Djukanovic's party used the spectacle as ammunition against the SNP, accusing Bulatovic and his fellow leaders of "hypocrisy, immorality and demagoguery." According to the Democratic Party of Socialists, the grand celebration of the New Year cost around 500,000 German marks, the equivalent of at least 10,000 average Montenegrin pensions.
Milosevic's Socialist Party of Serbia and the Yugoslav United Left headed by his wife, Mirjana Markovic, were cited in some reports as the main financiers of Bulatovic's gathering. "We received the means for the celebration from financially powerful friends in Serbia and not from Milosevic," Bulatovic explained.
He accused the Montenegrin authorities of obstructing the gathering by dispatching an excessive number of police officers onto the streets. "This is not the police force of these people and this state, it is paid by other countries," Bulatovic claimed, alluding to the financial aid that Djukanovic receives from the United States and other NATO members.
At the press conference, Bulatovic also presented the political platform that the federal government and the SNP will campaign on during the next few months. Mirroring official opinion in Belgrade, Bulatovic dismissed calls by the Serbian opposition for early elections in Serbia and Yugoslavia as unnecessary.
But Bulatovic insists early parliamentary elections in Montenegro are essential due to "the political crisis in this republic and the anti-Yugoslav character of the current authorities."
He also threatened the Montenegrin authorities with legal action, claiming arrests will follow for the unconstitutional implementation of a two-currency system. Djukanovic has pushed through legislation creating a parallel currency for Montenegro using the German mark alongside the much less popular Yugoslav dinar.
Satisfied with the turnout for the New Year celebrations, Bulatovic has demonstrated to his opponents that he and Milosevic can rely on numerous, ardent supporters in Montenegro.
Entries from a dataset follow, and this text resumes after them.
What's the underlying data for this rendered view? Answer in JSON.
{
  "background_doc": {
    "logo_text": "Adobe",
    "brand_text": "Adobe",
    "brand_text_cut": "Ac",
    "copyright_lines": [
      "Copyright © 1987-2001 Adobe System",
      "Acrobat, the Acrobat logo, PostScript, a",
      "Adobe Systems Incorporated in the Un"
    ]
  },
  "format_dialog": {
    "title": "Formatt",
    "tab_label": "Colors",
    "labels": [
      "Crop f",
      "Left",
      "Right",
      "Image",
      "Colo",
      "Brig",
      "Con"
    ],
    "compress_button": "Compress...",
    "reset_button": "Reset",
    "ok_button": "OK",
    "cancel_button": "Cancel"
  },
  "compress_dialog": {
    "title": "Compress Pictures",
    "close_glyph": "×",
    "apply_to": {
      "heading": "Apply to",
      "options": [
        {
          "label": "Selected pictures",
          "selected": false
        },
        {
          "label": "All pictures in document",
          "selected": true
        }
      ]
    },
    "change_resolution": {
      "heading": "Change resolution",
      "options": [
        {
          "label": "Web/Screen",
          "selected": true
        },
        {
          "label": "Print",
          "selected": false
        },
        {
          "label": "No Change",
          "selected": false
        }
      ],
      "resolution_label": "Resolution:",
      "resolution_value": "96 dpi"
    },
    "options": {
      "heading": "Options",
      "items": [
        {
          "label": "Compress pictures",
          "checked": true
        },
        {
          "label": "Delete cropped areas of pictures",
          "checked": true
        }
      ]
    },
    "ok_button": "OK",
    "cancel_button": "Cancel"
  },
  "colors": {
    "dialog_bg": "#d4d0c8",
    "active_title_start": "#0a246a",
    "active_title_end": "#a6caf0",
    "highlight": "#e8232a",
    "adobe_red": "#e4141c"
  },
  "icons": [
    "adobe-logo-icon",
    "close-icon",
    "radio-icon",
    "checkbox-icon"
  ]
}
According to December opinion polls, 22 per cent of respondents support Bulatovic's party. This represents a drop of 14 per cent from the votes polled for the SNP in the last parliamentary elections. The surveys indicate that the SNP draws support from pensioners, the poor and the less well educated - i.e. those most threatened by the economic reforms and closer ties with the outside world advocated by Djukanovic.
Opponents of Montenegrin independence also support Bulatovic. Likewise many veterans from the wars in Bosnia, Croatia and Kosovo, as well as Yugoslav Army reservists and active officers support the SNP. And it is these circles that may fire the first shots in a new conflict, should Belgrade decide to wage a war on Montenegro, edging towards independence.
Milka Tadic is editor of Monitor in Podgorica and a regular contributor to IWPR.